"Scheduling conflicts in the practice of law are a daily fact of life," said Mr. Bennett, adding that getting five board members together to hear the appeal is no easier. The law does not require hearing officers to be lawyers.
The teacher also can appeal the county board's decision to the State Board of Education, which can further delay the process.
Teachers are the only unionized school employees entitled to pay while they are suspended.
Some suspended school cafeteria and maintenance workers have gone on welfare waiting for their cases to be resolved, said Jim Pickens, president of Local 1693 of the American Federation of State, County and Municipal Employees. The local represents 1,300 blue-collar workers.
"People don't have the money in the bank to see them through the months and months this can drag on," Mr. Pickens said.
In recent years, two dozen or more blue-collar workers have been suspended annually. Most cases take about six months to conclude -- though some have taken more than a year.
"We have had people who quit. They have had to give up on the system and get another full-time job and make a commitment to another employer," Mr. Pickens said.
While his union tries to get the same terms as the teachers union, Mr. Pickens said he might be amenable to a compromise that sets a schedule and penalizes each side for delays.

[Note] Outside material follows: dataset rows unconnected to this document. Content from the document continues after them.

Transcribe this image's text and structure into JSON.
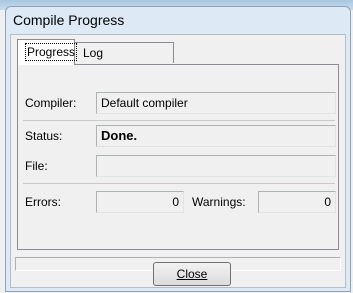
{
  "window": {
    "title": "Compile Progress"
  },
  "tabs": [
    {
      "label": "Progress",
      "active": true
    },
    {
      "label": "Log",
      "active": false
    }
  ],
  "fields": {
    "compiler_label": "Compiler:",
    "compiler_value": "Default compiler",
    "status_label": "Status:",
    "status_value": "Done.",
    "file_label": "File:",
    "file_value": "",
    "errors_label": "Errors:",
    "errors_value": "0",
    "warnings_label": "Warnings:",
    "warnings_value": "0"
  },
  "buttons": {
    "close_label": "Close"
  }
}
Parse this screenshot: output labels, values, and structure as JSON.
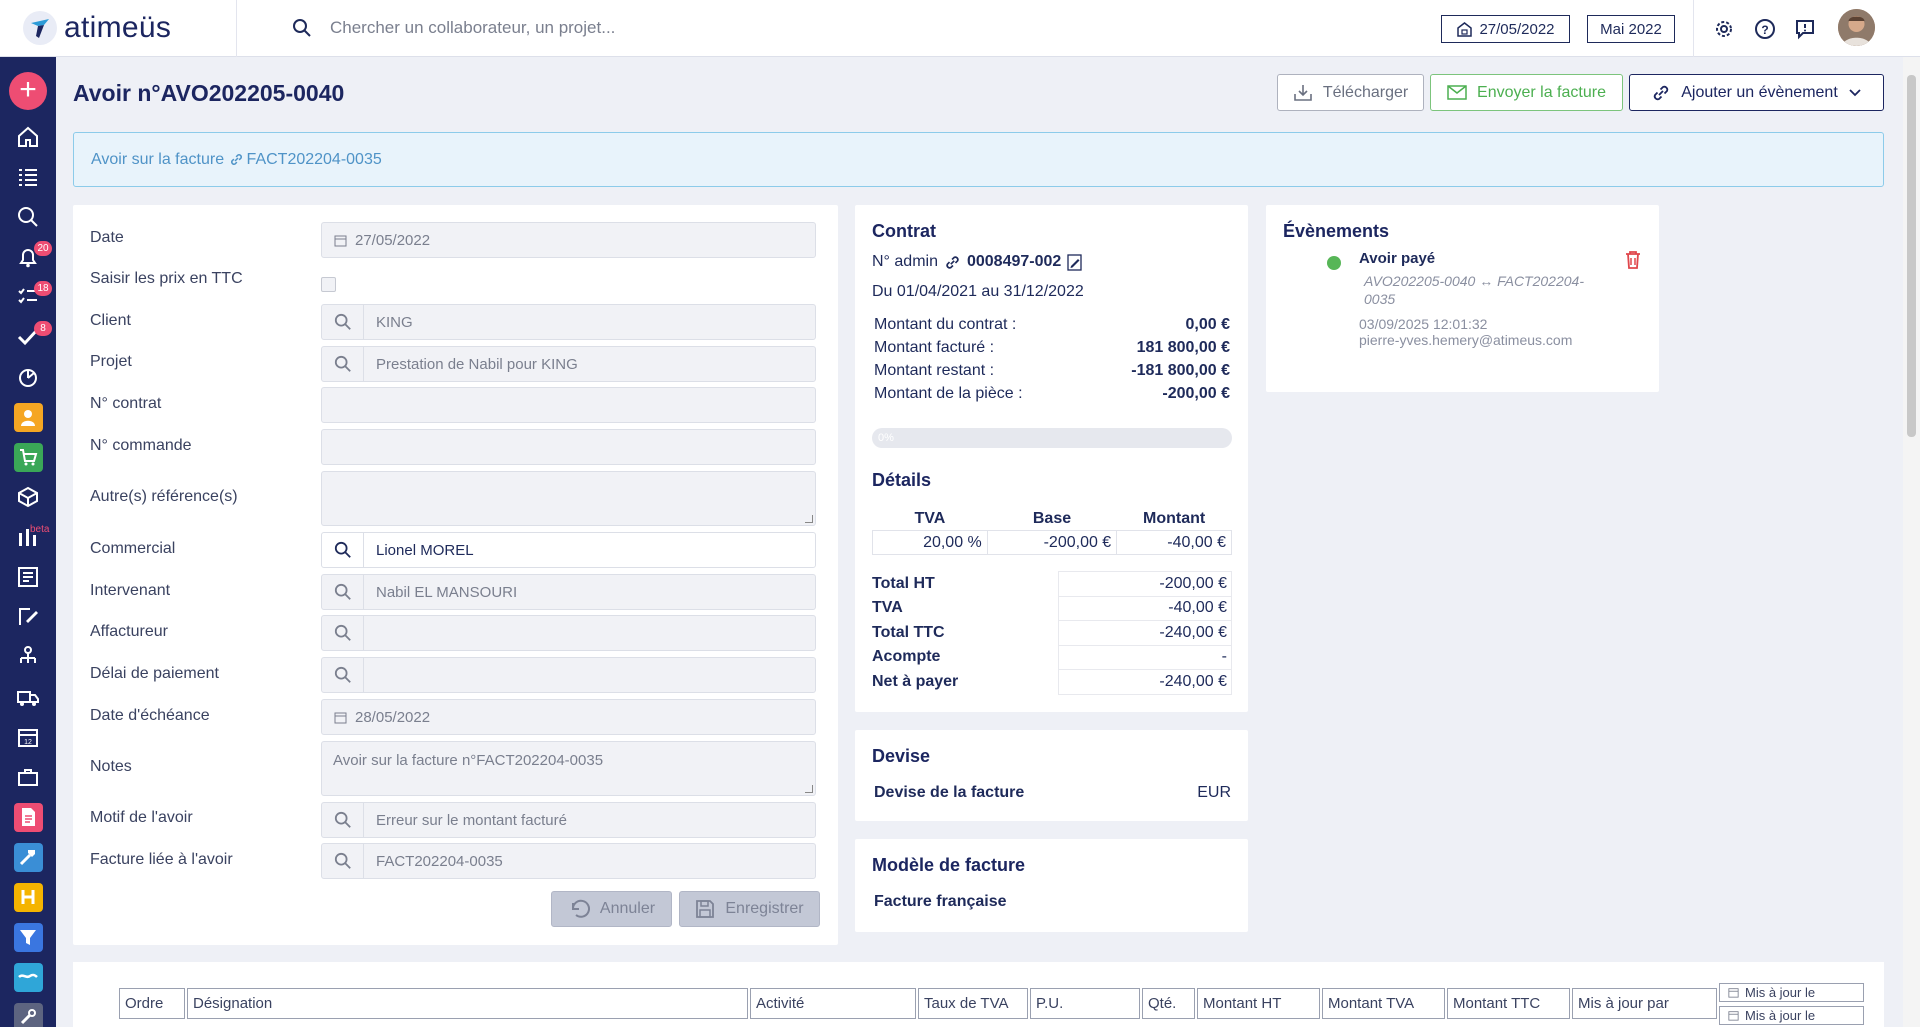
{
  "app": {
    "name": "atimeüs"
  },
  "search": {
    "placeholder": "Chercher un collaborateur, un projet..."
  },
  "header": {
    "date": "27/05/2022",
    "month": "Mai 2022"
  },
  "sidebar": {
    "badges": {
      "notifications": "20",
      "tasks": "18",
      "validations": "8"
    },
    "beta_label": "beta"
  },
  "page": {
    "title": "Avoir n°AVO202205-0040"
  },
  "actions": {
    "download": "Télécharger",
    "send": "Envoyer la facture",
    "add_event": "Ajouter un évènement"
  },
  "alert": {
    "prefix": "Avoir sur la facture ",
    "link": "FACT202204-0035"
  },
  "form": {
    "date_label": "Date",
    "date_value": "27/05/2022",
    "ttc_label": "Saisir les prix en TTC",
    "client_label": "Client",
    "client_value": "KING",
    "project_label": "Projet",
    "project_value": "Prestation de Nabil pour KING",
    "contract_label": "N° contrat",
    "contract_value": "",
    "order_label": "N° commande",
    "order_value": "",
    "other_ref_label": "Autre(s) référence(s)",
    "other_ref_value": "",
    "sales_label": "Commercial",
    "sales_value": "Lionel MOREL",
    "consultant_label": "Intervenant",
    "consultant_value": "Nabil EL MANSOURI",
    "factor_label": "Affactureur",
    "factor_value": "",
    "payment_label": "Délai de paiement",
    "payment_value": "",
    "due_label": "Date d'échéance",
    "due_value": "28/05/2022",
    "notes_label": "Notes",
    "notes_value": "Avoir sur la facture n°FACT202204-0035",
    "reason_label": "Motif de l'avoir",
    "reason_value": "Erreur sur le montant facturé",
    "linked_label": "Facture liée à l'avoir",
    "linked_value": "FACT202204-0035",
    "cancel": "Annuler",
    "save": "Enregistrer"
  },
  "contract": {
    "title": "Contrat",
    "admin_prefix": "N° admin",
    "admin_no": "0008497-002",
    "period": "Du 01/04/2021 au 31/12/2022",
    "rows": [
      {
        "label": "Montant du contrat :",
        "value": "0,00 €"
      },
      {
        "label": "Montant facturé :",
        "value": "181 800,00 €"
      },
      {
        "label": "Montant restant :",
        "value": "-181 800,00 €"
      },
      {
        "label": "Montant de la pièce :",
        "value": "-200,00 €"
      }
    ],
    "progress_label": "0%",
    "progress_value": 0
  },
  "details": {
    "title": "Détails",
    "headers": [
      "TVA",
      "Base",
      "Montant"
    ],
    "vat_row": [
      "20,00 %",
      "-200,00 €",
      "-40,00 €"
    ],
    "totals": [
      {
        "label": "Total HT",
        "value": "-200,00 €"
      },
      {
        "label": "TVA",
        "value": "-40,00 €"
      },
      {
        "label": "Total TTC",
        "value": "-240,00 €"
      },
      {
        "label": "Acompte",
        "value": "-"
      },
      {
        "label": "Net à payer",
        "value": "-240,00 €"
      }
    ]
  },
  "currency": {
    "title": "Devise",
    "label": "Devise de la facture",
    "value": "EUR"
  },
  "template": {
    "title": "Modèle de facture",
    "value": "Facture française"
  },
  "events": {
    "title": "Évènements",
    "item": {
      "title": "Avoir payé",
      "ref": "AVO202205-0040 ↔ FACT202204-0035",
      "datetime": "03/09/2025 12:01:32",
      "user": "pierre-yves.hemery@atimeus.com"
    }
  },
  "lines_table": {
    "headers": [
      "Ordre",
      "Désignation",
      "Activité",
      "Taux de TVA",
      "P.U.",
      "Qté.",
      "Montant HT",
      "Montant TVA",
      "Montant TTC",
      "Mis à jour par"
    ],
    "updated_on": "Mis à jour le"
  },
  "colors": {
    "navy": "#1c2660",
    "accent_pink": "#ee4d73",
    "green": "#57b657",
    "link_blue": "#4f93c7"
  }
}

Mr. Foster, the school board's vice president, said that to cut back on the school system's financial burden, fired employees should not be paid -- even if they appeal.
"My concern is not just the numbers, it's more what it's costing the students in terms of continuity in the classroom," he said.
"Our substitutes are highly qualified, but if a teacher is pulled mid-semester, there's a lack of continuity. We need to have a fair balance, and right now I'm not sure that's what we've got."